A cirurgia não foi imediata. Na época, a nossa filha tinha 2 meses e um pouco mais de 3 quilos, o peso de um recém-nascido. Esperamos ela engordar para enfrentar o procedimento.
Neste período a gente não dormia. Ficávamos de plantão à noite. A respiração dela falhava muito. E, quando isso acontecia, a gente dava uma bombinha para ela inalar. Foi essencial para criarmos um vínculo com a nossa filha. Nunca nos arrependemos da adoção. Os momentos complicados fizeram com que a gente a amasse ainda mais.
A Agnes teve uma lesão durante a cirurgia. E passou mais de um mês na UTI. Saiu do hospital com 5 meses. Chegou em casa sem sonda. Hoje, ela come absolutamente tudo.
A nossa 'maravilhosinha' tem 1 ano e 6 meses. Eu não lembro como era a nossa vida antes dela. O amor cura tudo.
Reação da família
O tempo de habilitação da adoção é importante. As pessoas devem contar desde o início para a família. Assim não pega ninguém de surpresa. Eu contei para o meu pai que ia adotar uma criança com Síndrome de Down quando entramos na lista de espera da adoção, bem no começo do processo. Ele ficou desesperado. Dizia que ia destruir o meu casamento, a minha vida.
Quase um ano depois, a Agnes chegou às nossas vidas. Foi o tempo que o meu pai precisava para compreender e aceitar a adoção. Quando nós encontramos a nossa filha, ele ficou super animado. Foi o primeiro a comprar um presente para a neta. Quem via aquele avô babão não imaginava que não aceitava no início.
Ele queria notícias e fotos dela o tempo inteiro. Dizia: 'Minha netinha é linda. Eu amo a minha neta. Eu quero ver ela'. Meu pai morava em Minas Gerais. Não conheceu a neta pessoalmente. Faleceu de pancreatite 10 dias depois que a Agnes chegou em casa. Ele foi embora sem conhecê-la, mas já a amava. Meu pai precisava dessa evolução para que fizesse a passagem. Foi uma evolução para que ele fosse embora amando a neta adotiva, negra com síndrome de Down.

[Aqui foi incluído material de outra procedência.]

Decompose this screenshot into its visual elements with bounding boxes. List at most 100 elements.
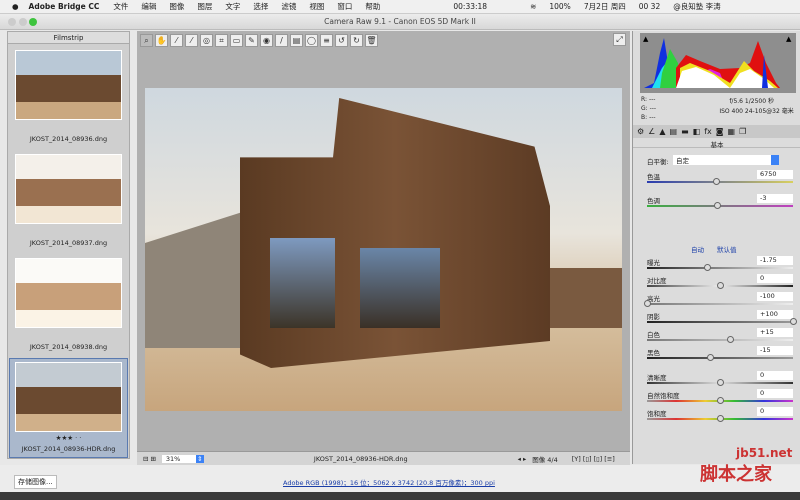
view-mode-icons[interactable]: [Y] [▯] [▯] [≡] — [572, 455, 615, 463]
close-button[interactable] — [8, 18, 16, 26]
menu-window[interactable]: 窗口 — [337, 1, 352, 12]
graduated-filter-icon[interactable]: ▤ — [290, 33, 303, 47]
fx-tab-icon[interactable]: fx — [704, 127, 712, 136]
slider-handle[interactable] — [717, 415, 724, 422]
trash-icon[interactable]: 🗑 — [365, 33, 378, 47]
wb-dropdown-icon[interactable] — [771, 155, 779, 165]
basic-tab-icon[interactable]: ⚙ — [637, 127, 644, 136]
slider-label: 曝光 — [647, 259, 660, 267]
menu-help[interactable]: 帮助 — [365, 1, 380, 12]
straighten-tool-icon[interactable]: ▭ — [230, 33, 243, 47]
panel-title: 基本 — [633, 139, 800, 149]
snapshots-tab-icon[interactable]: ❐ — [739, 127, 746, 136]
default-link[interactable]: 默认值 — [717, 244, 737, 254]
fullscreen-icon[interactable]: ⤢ — [613, 33, 626, 46]
menu-filter[interactable]: 滤镜 — [281, 1, 296, 12]
camera-calibration-tab-icon[interactable]: ◙ — [716, 127, 724, 136]
slider-track[interactable] — [647, 267, 793, 269]
rating-stars[interactable]: ★★★ · · — [8, 434, 129, 442]
slider-handle[interactable] — [644, 300, 651, 307]
zoom-out-icon[interactable]: ⊟ — [143, 455, 148, 463]
lens-tab-icon[interactable]: ◧ — [693, 127, 701, 136]
slider-value-input[interactable]: 0 — [757, 371, 793, 380]
zoom-in-icon[interactable]: ⊞ — [150, 455, 155, 463]
hand-tool-icon[interactable]: ✋ — [155, 33, 168, 47]
slider-handle[interactable] — [790, 318, 797, 325]
slider-value-input[interactable]: -15 — [757, 346, 793, 355]
wb-select[interactable]: 自定 — [673, 155, 779, 165]
save-image-button[interactable]: 存储图像... — [14, 475, 57, 489]
slider-handle[interactable] — [717, 282, 724, 289]
zoom-level[interactable]: 31% — [161, 454, 196, 463]
adjustment-brush-icon[interactable]: / — [275, 33, 288, 47]
slider-value-input[interactable]: +15 — [757, 328, 793, 337]
workflow-options-link[interactable]: Adobe RGB (1998)；16 位；5062 x 3742 (20.8 … — [283, 477, 495, 487]
white-balance-tool-icon[interactable]: ⁄ — [170, 33, 183, 47]
slider-track[interactable] — [647, 181, 793, 183]
menu-type[interactable]: 文字 — [225, 1, 240, 12]
photo-window — [270, 238, 335, 328]
thumbnail-1[interactable] — [15, 50, 122, 120]
thumbnail-name: JKOST_2014_08937.dng — [29, 239, 108, 247]
menu-image[interactable]: 图像 — [169, 1, 184, 12]
slider-value-input[interactable]: 0 — [757, 274, 793, 283]
zoom-button[interactable] — [29, 18, 37, 26]
slider-handle[interactable] — [712, 178, 720, 185]
menu-file[interactable]: 文件 — [113, 1, 128, 12]
zoom-dropdown-icon[interactable]: ⇕ — [195, 454, 204, 463]
rotate-right-icon[interactable]: ↻ — [350, 33, 363, 47]
slider-track[interactable] — [647, 357, 793, 359]
slider-value-input[interactable]: -100 — [757, 292, 793, 301]
slider-handle[interactable] — [714, 202, 722, 209]
slider-value-input[interactable]: -1.75 — [757, 256, 793, 265]
split-toning-tab-icon[interactable]: ▬ — [681, 127, 689, 136]
auto-link[interactable]: 自动 — [691, 244, 704, 254]
slider-track[interactable] — [647, 303, 793, 305]
battery[interactable]: 100% — [549, 2, 570, 11]
slider-value-input[interactable]: 0 — [757, 389, 793, 398]
slider-handle[interactable] — [717, 379, 724, 386]
slider-row: 色温 6750 — [647, 170, 793, 187]
apple-icon[interactable]: ● — [12, 2, 19, 11]
crop-tool-icon[interactable]: ⌗ — [215, 33, 228, 47]
menu-edit[interactable]: 编辑 — [141, 1, 156, 12]
user[interactable]: @良知塾 李涛 — [673, 1, 720, 12]
wifi-icon[interactable]: ≋ — [530, 2, 536, 11]
slider-value-input[interactable]: 0 — [757, 407, 793, 416]
menu-view[interactable]: 视图 — [309, 1, 324, 12]
slider-value-input[interactable]: -3 — [757, 194, 793, 203]
slider-handle[interactable] — [727, 336, 735, 343]
hsl-tab-icon[interactable]: ▤ — [670, 127, 678, 136]
app-menu[interactable]: Adobe Bridge CC — [29, 2, 100, 11]
thumbnail-4[interactable] — [15, 362, 122, 432]
slider-track[interactable] — [647, 339, 793, 341]
menu-layer[interactable]: 图层 — [197, 1, 212, 12]
thumbnail-3[interactable] — [15, 258, 122, 328]
minimize-button[interactable] — [19, 18, 27, 26]
thumbnail-2[interactable] — [15, 154, 122, 224]
photo-wall — [145, 208, 255, 348]
menu-select[interactable]: 选择 — [253, 1, 268, 12]
prev-next-icon[interactable]: ◂ ▸ — [518, 455, 527, 463]
wb-label: 白平衡: — [647, 158, 669, 166]
radial-filter-icon[interactable]: ◯ — [305, 33, 318, 47]
slider-value-input[interactable]: 6750 — [757, 170, 793, 179]
filename: JKOST_2014_08936-HDR.dng — [313, 454, 408, 463]
tone-curve-tab-icon[interactable]: ∠ — [648, 127, 655, 136]
targeted-adjustment-icon[interactable]: ◎ — [200, 33, 213, 47]
slider-handle[interactable] — [706, 354, 714, 361]
image-counter: 图像 4/4 — [532, 455, 558, 464]
detail-tab-icon[interactable]: ▲ — [659, 127, 665, 136]
color-sampler-icon[interactable]: ⁄ — [185, 33, 198, 47]
b-label: B: — [641, 114, 648, 121]
slider-track[interactable] — [647, 321, 793, 323]
rotate-left-icon[interactable]: ↺ — [335, 33, 348, 47]
slider-handle[interactable] — [703, 264, 711, 271]
red-eye-icon[interactable]: ◉ — [260, 33, 273, 47]
spot-removal-icon[interactable]: ✎ — [245, 33, 258, 47]
preferences-icon[interactable]: ≡ — [320, 33, 333, 47]
zoom-tool-icon[interactable]: ⌕ — [140, 33, 153, 47]
slider-handle[interactable] — [717, 397, 724, 404]
presets-tab-icon[interactable]: ▦ — [728, 127, 736, 136]
slider-value-input[interactable]: +100 — [757, 310, 793, 319]
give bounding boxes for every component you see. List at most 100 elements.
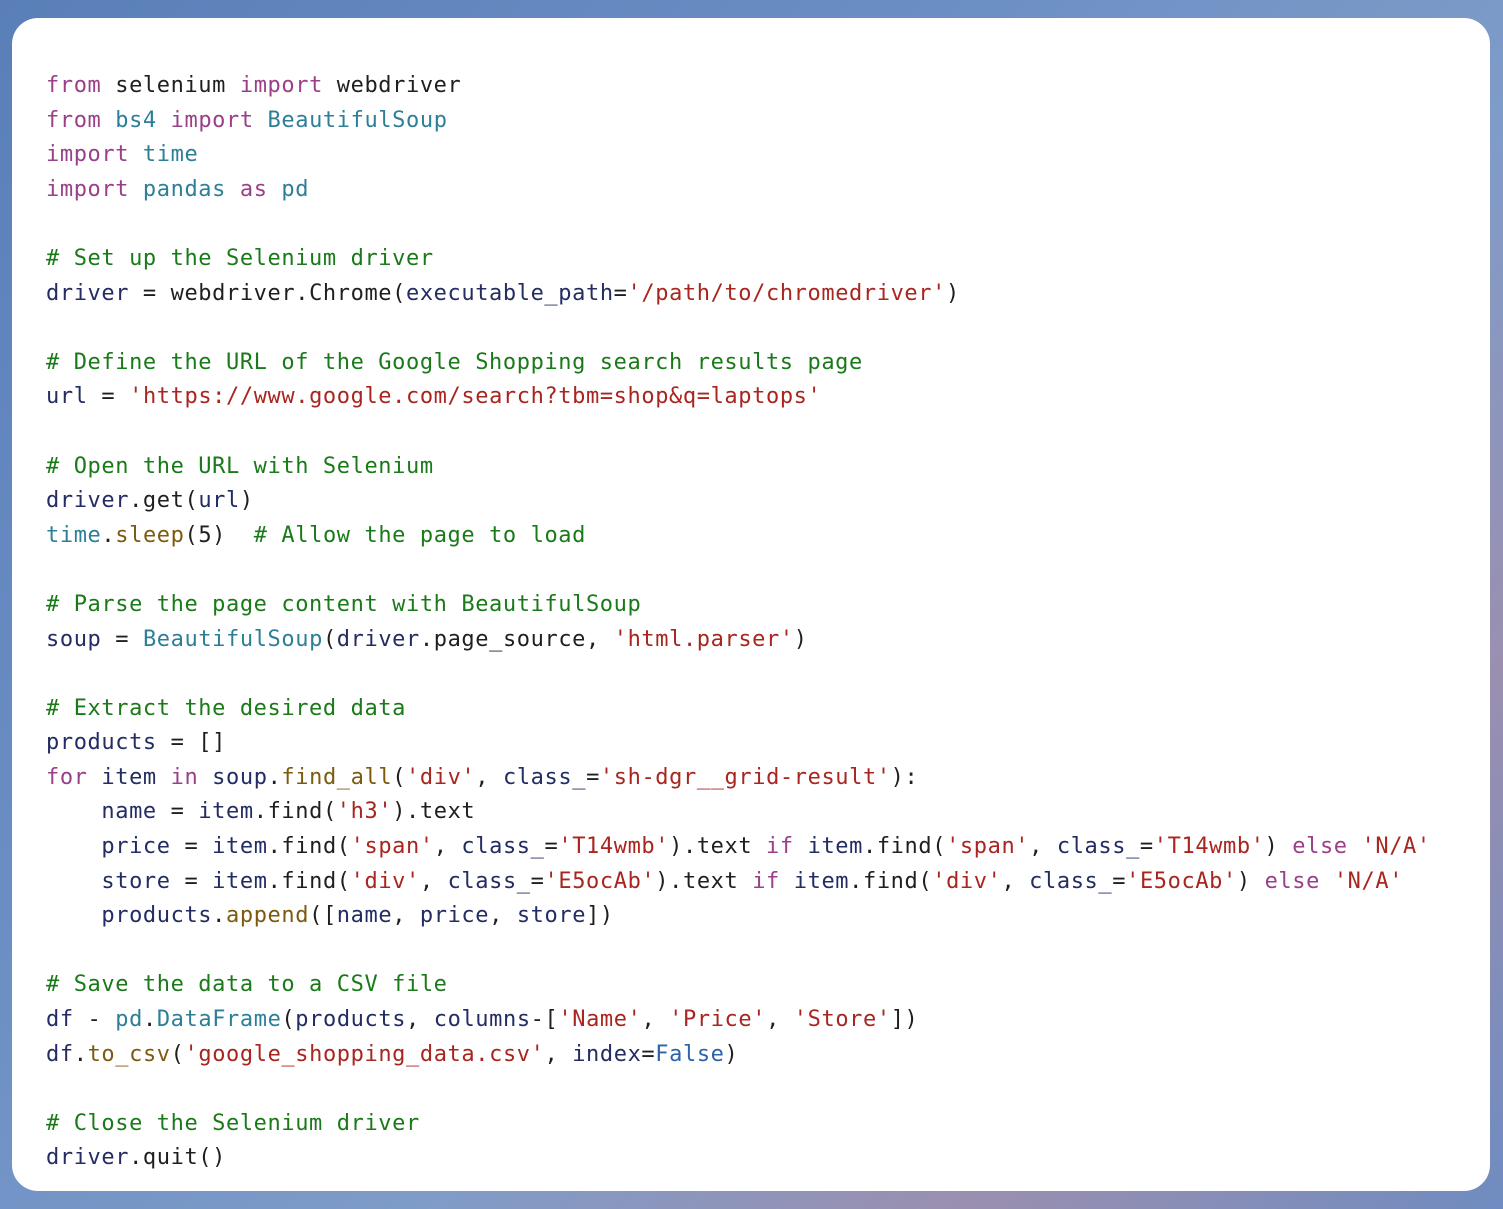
code-token: 'div' — [350, 868, 420, 894]
code-token: # Parse the page content with BeautifulS… — [46, 591, 642, 617]
code-token: 'N/A' — [1361, 834, 1431, 860]
code-line: ​ — [46, 657, 1490, 692]
code-token: , — [392, 903, 420, 929]
code-token: (5) — [184, 522, 254, 548]
code-line: from selenium import webdriver — [46, 69, 1490, 104]
code-line: import pandas as pd — [46, 173, 1490, 208]
code-line: for item in soup.find_all('div', class_=… — [46, 761, 1490, 796]
code-token: # Extract the desired data — [46, 695, 406, 721]
code-token: products — [101, 903, 213, 929]
code-token: df — [46, 1007, 74, 1033]
code-token: # Save the data to a CSV file — [46, 972, 448, 998]
code-line: name = item.find('h3').text — [46, 795, 1490, 830]
code-token: , — [475, 764, 503, 790]
code-token: = — [586, 764, 600, 790]
code-token: ) — [1236, 868, 1265, 894]
code-token: , — [1001, 868, 1030, 894]
code-line: price = item.find('span', class_='T14wmb… — [46, 830, 1490, 865]
code-token: 'Price' — [669, 1007, 767, 1033]
code-token: ) — [793, 626, 808, 652]
code-token: time — [129, 142, 199, 168]
code-line: ​ — [46, 934, 1490, 969]
code-token: 'span' — [946, 834, 1030, 860]
code-token: item — [793, 834, 863, 860]
code-token: = — [170, 834, 213, 860]
code-line: from bs4 import BeautifulSoup — [46, 104, 1490, 139]
code-token: soup — [46, 626, 102, 652]
code-token: = [] — [156, 730, 226, 756]
code-token: BeautifulSoup — [253, 107, 448, 133]
code-token: 'https://www.google.com/search?tbm=shop&… — [129, 384, 822, 410]
code-line: store = item.find('div', class_='E5ocAb'… — [46, 865, 1490, 900]
code-token: index — [572, 1041, 642, 1067]
code-token: - — [73, 1007, 116, 1033]
code-token: = — [156, 799, 199, 825]
code-token: .find( — [849, 868, 933, 894]
code-line: import time — [46, 138, 1490, 173]
code-token: # Define the URL of the Google Shopping … — [46, 349, 863, 375]
code-token: else — [1292, 834, 1348, 860]
code-token: in — [170, 764, 199, 790]
code-line: df - pd.DataFrame(products, columns-['Na… — [46, 1003, 1490, 1038]
code-token: 'E5ocAb' — [1126, 868, 1237, 894]
code-token: ( — [392, 764, 407, 790]
code-token: name — [101, 799, 157, 825]
code-token: 'T14wmb' — [1153, 834, 1265, 860]
code-line: # Parse the page content with BeautifulS… — [46, 588, 1490, 623]
code-token: BeautifulSoup — [142, 626, 323, 652]
code-token: 'Store' — [793, 1007, 891, 1033]
code-token: 'span' — [350, 834, 434, 860]
code-token: driver — [46, 1145, 130, 1171]
code-token: import — [46, 176, 130, 202]
code-token: .find( — [253, 799, 337, 825]
code-token: , — [433, 834, 462, 860]
code-token: class_ — [1056, 834, 1140, 860]
code-line: # Close the Selenium driver — [46, 1107, 1490, 1142]
code-line: driver = webdriver.Chrome(executable_pat… — [46, 277, 1490, 312]
code-token: ( — [170, 1041, 185, 1067]
code-token: webdriver — [322, 73, 462, 98]
code-token: , — [489, 903, 517, 929]
code-line: products.append([name, price, store]) — [46, 899, 1490, 934]
code-token: df — [46, 1041, 74, 1067]
code-token: pandas — [129, 176, 240, 202]
code-block[interactable]: from selenium import webdriver from bs4 i… — [46, 69, 1490, 1176]
code-token: 'div' — [932, 868, 1002, 894]
code-token: ) — [945, 280, 960, 306]
code-token: item — [779, 868, 850, 894]
code-line: # Open the URL with Selenium — [46, 450, 1490, 485]
code-token: = — [530, 868, 545, 894]
code-token: from — [46, 73, 102, 98]
code-token: = — [613, 280, 628, 306]
code-token: , — [419, 868, 448, 894]
code-token: ).text — [392, 799, 476, 825]
code-token: class_ — [502, 764, 587, 790]
code-token: '/path/to/chromedriver' — [627, 280, 946, 306]
code-token: 'sh-dgr__grid-result' — [599, 764, 891, 790]
code-token: class_ — [461, 834, 545, 860]
code-token: price — [419, 903, 490, 929]
code-token: = — [1139, 834, 1154, 860]
code-token: if — [752, 868, 780, 894]
code-token: store — [101, 868, 171, 894]
code-token: .find( — [267, 834, 351, 860]
code-line: ​ — [46, 1072, 1490, 1107]
code-token: ([ — [309, 903, 337, 929]
code-token: find_all — [281, 764, 393, 790]
code-token: bs4 — [101, 107, 171, 133]
code-line: url = 'https://www.google.com/search?tbm… — [46, 380, 1490, 415]
code-token: products — [295, 1007, 407, 1033]
code-token: driver — [336, 626, 420, 652]
code-token: 'Name' — [558, 1007, 642, 1033]
code-token: 'google_shopping_data.csv' — [184, 1041, 545, 1067]
code-token: # Allow the page to load — [253, 522, 587, 548]
code-token: as — [239, 176, 268, 202]
code-token: 'E5ocAb' — [544, 868, 656, 894]
code-token: = — [544, 834, 559, 860]
code-token: item — [212, 834, 268, 860]
code-token: pd — [115, 1007, 143, 1033]
code-token: = — [641, 1041, 656, 1067]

Recentemente, Agnes foi promovida a irmã mais velha: estou grávida de 13 semanas de um menino, que vai se chamar Julio. É uma gestação de risco - já tive duas outras perdas gestacionais - por isso estou em repouso absoluto. O maior sofrimento é não poder carregar Agnes no colo por esse período, mas nós quatro estamos lutando como podemos pela vida do seu irmãozinho e os dois (Agnes e ele) estão sendo muito fortes! Sou muito grata pela minha família." Paola Oliveira, 33 anos, engenheira de alimentos, de Abadia de Goiás, em Goiás.